Thursday, September 8, 2011

10 Things "Smart Money" Won't Tell You About Social Security

You know Smart Money's regular feature "10 Things ____ Won't Tell You"— the sometimes informative but mostly cynical column that implies that everyone, from economists to your parents, is out to scam you? Well, the latest is "10 Things Social Security Won't Tell You". As a retort, here's my "10 Things Smart Money Won't Tell You About Social Security."

  1. Social Security CAN pay its bills. Don't confuse the federal budget deficit with Social Security's self-funded system that has accumulated a $2.6 trillion SURPLUS. Social Security's only connection to the federal deficit is that the bigger the surplus, the more it lends to the U.S. government. In a twist of logic, the more solvent Social Security is, the more indebted the U.S. government becomes. That's not Social Security's problem. Social Security has its own dedicated source of revenues with current projections calling for full benefits to be paid until 2036; after that, revenues will be sufficient to pay 77% of currently promised benefits. The system is likely to be reformed before then.
  2. The more you earn, the higher your benefit will be. OK, so there may be diminishing returns for someone who has maxed out Social Security every year for 35 years. But this information by Smart Aleck—I mean Smart Money, is not helpful. What is helpful is for everyone, especially women, to know that if they work a little longer and earn a little more, they can increase their lifetime Social Security income.
  3. Social Security is a better deal now than it used to be. The formula used to escalate benefits for each succeeding age cohort is based on average wage growth, which has caused benefits to be higher for baby boomers than for seniors who retired, say, ten or 20 years ago. Smart Money chose to compare today's retirees with those born in 1915 who were the beneficiaries of a brand new system that paid out more than it took in from those early beneficiaries.
  4. Want a bigger check? Delay the start of benefits.
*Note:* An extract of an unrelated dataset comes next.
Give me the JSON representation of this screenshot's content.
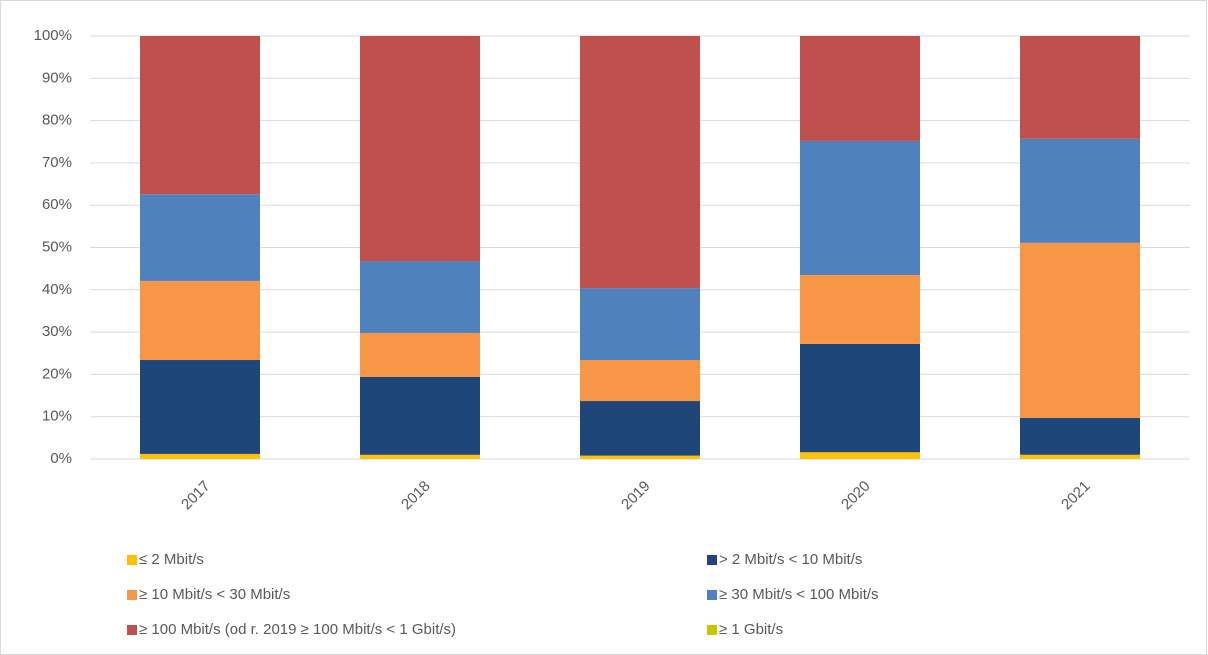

Smart Money admonishes: "go back to work." However, it then goes on to correctly explain that when benefits are withheld before full retirement age due to the earnings test, the benefit is adjusted at FRA to "account for the money you didn't get while working." The headline is not inaccurate, but it makes Social Security seem punitive when it's really quite accommodative by letting people apply for benefits as early as age 62 even though they're working.
  5. If you become disabled, Social Security will be there for you. SM's "good luck qualifying for disability" focuses on the negative and is again not helpful. More than 8 million people receive Social Security disability benefits—a lifeline if there ever was one.
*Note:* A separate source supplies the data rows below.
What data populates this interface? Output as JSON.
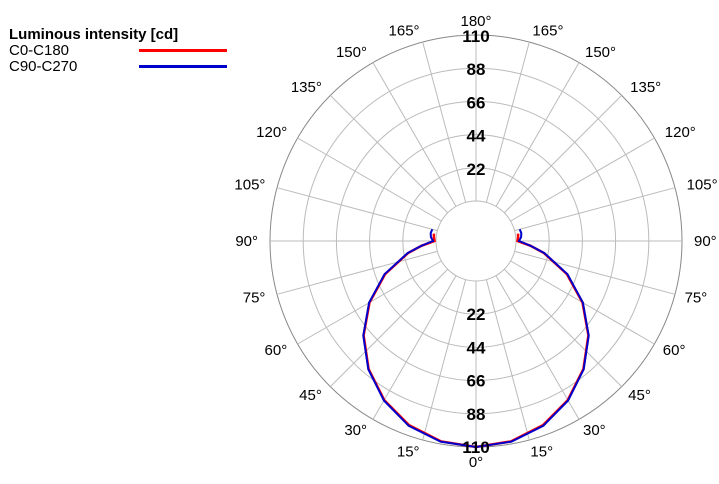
{
  "chart_data": {
    "type": "polar",
    "title": "Luminous intensity [cd]",
    "radial_ticks": [
      "22",
      "44",
      "66",
      "88",
      "110"
    ],
    "radial_max": 110,
    "angle_labels": {
      "right": [
        "0°",
        "15°",
        "30°",
        "45°",
        "60°",
        "75°",
        "90°",
        "105°",
        "120°",
        "135°",
        "150°",
        "165°",
        "180°"
      ],
      "left": [
        "15°",
        "30°",
        "45°",
        "60°",
        "75°",
        "90°",
        "105°",
        "120°",
        "135°",
        "150°",
        "165°"
      ]
    },
    "grid": true,
    "legend_position": "top-left",
    "series": [
      {
        "name": "C0-C180",
        "color": "#ff0000",
        "angles_deg": [
          0,
          10,
          20,
          30,
          40,
          50,
          60,
          70,
          80,
          85,
          90,
          95,
          100
        ],
        "values": [
          110,
          108.3,
          103.3,
          95.2,
          84.2,
          70.7,
          55,
          37.6,
          19.2,
          9.6,
          1,
          1.5,
          1.8
        ]
      },
      {
        "name": "C90-C270",
        "color": "#0000cc",
        "angles_deg": [
          0,
          10,
          20,
          30,
          40,
          50,
          60,
          70,
          80,
          85,
          90,
          95,
          100,
          105
        ],
        "values": [
          110,
          108.5,
          103.8,
          95.5,
          84.5,
          71,
          55.3,
          38,
          19.5,
          9.8,
          2,
          3.5,
          4,
          3.5
        ]
      }
    ]
  }
}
  6. Unemployed at 62? Consider all your options. While it's true that people in most states can receive Social Security and unemployment benefits at the same time, filing for Social Security at 62 may not be the best move if you're unemployed. It might be better to take the unemployment and draw from personal assets to avoid taking a permanently reduced Social Security benefit. Again, Smart Money is not inaccurate, but it's not very helpful.
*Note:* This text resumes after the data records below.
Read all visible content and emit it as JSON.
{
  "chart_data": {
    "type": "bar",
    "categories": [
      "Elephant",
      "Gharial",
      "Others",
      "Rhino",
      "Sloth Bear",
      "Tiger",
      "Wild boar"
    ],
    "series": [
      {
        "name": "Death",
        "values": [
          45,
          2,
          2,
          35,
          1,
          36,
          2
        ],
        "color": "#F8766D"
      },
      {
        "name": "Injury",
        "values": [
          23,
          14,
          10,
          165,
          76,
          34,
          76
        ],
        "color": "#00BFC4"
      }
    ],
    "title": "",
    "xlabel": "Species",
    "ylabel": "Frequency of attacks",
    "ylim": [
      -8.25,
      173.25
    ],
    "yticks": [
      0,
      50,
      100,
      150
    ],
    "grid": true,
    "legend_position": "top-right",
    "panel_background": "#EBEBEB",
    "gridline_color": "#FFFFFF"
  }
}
  7. People can't change their Social Security number, so don't try to scare them. Back in the day before identity theft, the SSA assigned successive Social Security numbers based on where they lived. So SM astutely points out that identity thieves can figure out your SSN from your Facebook page. Come on. We all need to be aware of identity theft, but this is pandering to fears people already have about cyberspace. Everybody knows to protect their Social Security number and watch for ID theft. If someone wants to figure out your Social Security number based on where and when you were born, there's not much you can do about it.
  8. SSA has a very low error rate. In fiscal year 2009, the SSA error rates for overpayments and underpayments were 0.37 percent and 0.09 percent, respectively. This is very impressive for a bureaucracy that pays over $700 billion in benefits annually to some 60 million people. Yet SM dwells on the fact that sometimes living people are incorrectly added to SSA's Death Master File. Please.
  9. Tax planning never stops. OK, so maybe Smart Money is doing a good thing by alerting people to the fact that their Social Security benefits may be taxable. Apparently 42% of people surveyed by the Financial Literacy Center didn't know this. But would SM dare send people to their financial advisor to look for ways to lower their taxable income? Not a chance.

10.                As long as you live, your Social Security benefit will be adjusted for inflation. Once again, SM takes the negative view, focusing on the method by which COLAs are determined. There has long been controversy over the use of the CPI-W as the inflation index because it may not accurately reflect the spending patterns of Social Security recipients. But this, combined with all the other snide "things Social Security didn't tell you" just casts Social Security in a negative light when a far better approach would be to help people learn about the system's nuances in the context of appreciating and maximizing their benefits.